On a consolidated basis, Tulip Telecom reported its Q4FY10 results, which were below our expectations. The topline stood at Rs 530.7 crore against our expectation of Rs 557.4 crore. Revenues grew 13.0% and 5.9% YoY and QoQ, respectively. Revenue growth can be attributed to higher realisation from the optic fibre network. The EBITDA was up 54.1% YoY and 14.4% QoQ to Rs 154.4 crore as compared Rs 135.0 crore in Q4FY10. The EBITDA margin at 29.1% improved 768 bps YoY and 216 bps QoQ. PAT stood at Rs 79.5 crore (I-direct estimate of Rs
69.4 crore). PAT was aided by a change in the depreciation policy.

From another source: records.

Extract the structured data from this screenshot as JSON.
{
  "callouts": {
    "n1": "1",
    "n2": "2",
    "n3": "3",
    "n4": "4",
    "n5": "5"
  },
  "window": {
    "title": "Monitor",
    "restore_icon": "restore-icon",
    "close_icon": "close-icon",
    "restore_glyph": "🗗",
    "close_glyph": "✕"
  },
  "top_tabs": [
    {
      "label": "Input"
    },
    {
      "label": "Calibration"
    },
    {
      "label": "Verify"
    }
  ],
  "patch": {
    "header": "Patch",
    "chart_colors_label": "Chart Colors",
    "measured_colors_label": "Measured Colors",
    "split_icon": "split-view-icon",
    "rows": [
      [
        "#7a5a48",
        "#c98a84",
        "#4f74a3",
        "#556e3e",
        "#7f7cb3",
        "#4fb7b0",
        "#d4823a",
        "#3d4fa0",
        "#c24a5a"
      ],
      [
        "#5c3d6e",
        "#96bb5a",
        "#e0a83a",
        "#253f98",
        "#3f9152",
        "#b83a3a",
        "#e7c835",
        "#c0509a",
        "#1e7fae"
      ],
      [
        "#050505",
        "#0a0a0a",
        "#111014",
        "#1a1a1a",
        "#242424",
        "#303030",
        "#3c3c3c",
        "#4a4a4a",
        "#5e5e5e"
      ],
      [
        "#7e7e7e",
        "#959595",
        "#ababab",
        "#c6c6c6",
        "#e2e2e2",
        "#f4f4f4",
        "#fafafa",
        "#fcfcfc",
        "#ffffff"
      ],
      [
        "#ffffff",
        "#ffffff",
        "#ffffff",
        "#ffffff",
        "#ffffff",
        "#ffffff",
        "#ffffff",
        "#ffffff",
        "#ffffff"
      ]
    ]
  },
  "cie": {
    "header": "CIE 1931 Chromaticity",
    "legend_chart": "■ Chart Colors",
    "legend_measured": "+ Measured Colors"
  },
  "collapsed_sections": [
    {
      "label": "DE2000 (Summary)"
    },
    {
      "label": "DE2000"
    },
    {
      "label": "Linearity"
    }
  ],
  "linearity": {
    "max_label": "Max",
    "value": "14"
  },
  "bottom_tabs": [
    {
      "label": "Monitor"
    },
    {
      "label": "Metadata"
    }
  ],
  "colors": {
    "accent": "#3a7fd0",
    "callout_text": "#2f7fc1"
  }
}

Highlights for the quarter
The company reported its best ever EBITDA margin of 29.1%. It was backed by the decrease in stock in trade by Rs 27.0 crore. The company has revised its depreciation policy considering the
company's changing asset profile (ownership of a vast fibre infrastructure), which has aided the PAT during the quarter. The company won an order worth US$13 million for a three-year
period from a partner in Saudi Arabia in the managed services segment. The revenue from the same has started accruing. The company has also proposed a final dividend, subject to approval of shareholders, of 80%, which is Rs 8 per share. Tulip announced a stock split of equity shares of Rs 10 each to five equity shares of Rs 2 each.

Valuation
At the current market price of Rs 940, the stock is trading at 11.5x FY11E diluted EPS of Rs 81.9 and 8.7x FY12E diluted EPS of Rs 107.7. We have valued the stock at 10x FY12E EPS and arrived at a target price of Rs 1077. Due to the recent run up in the stock, we are downgrading our rating on the stock from STRONG BUY to BUY.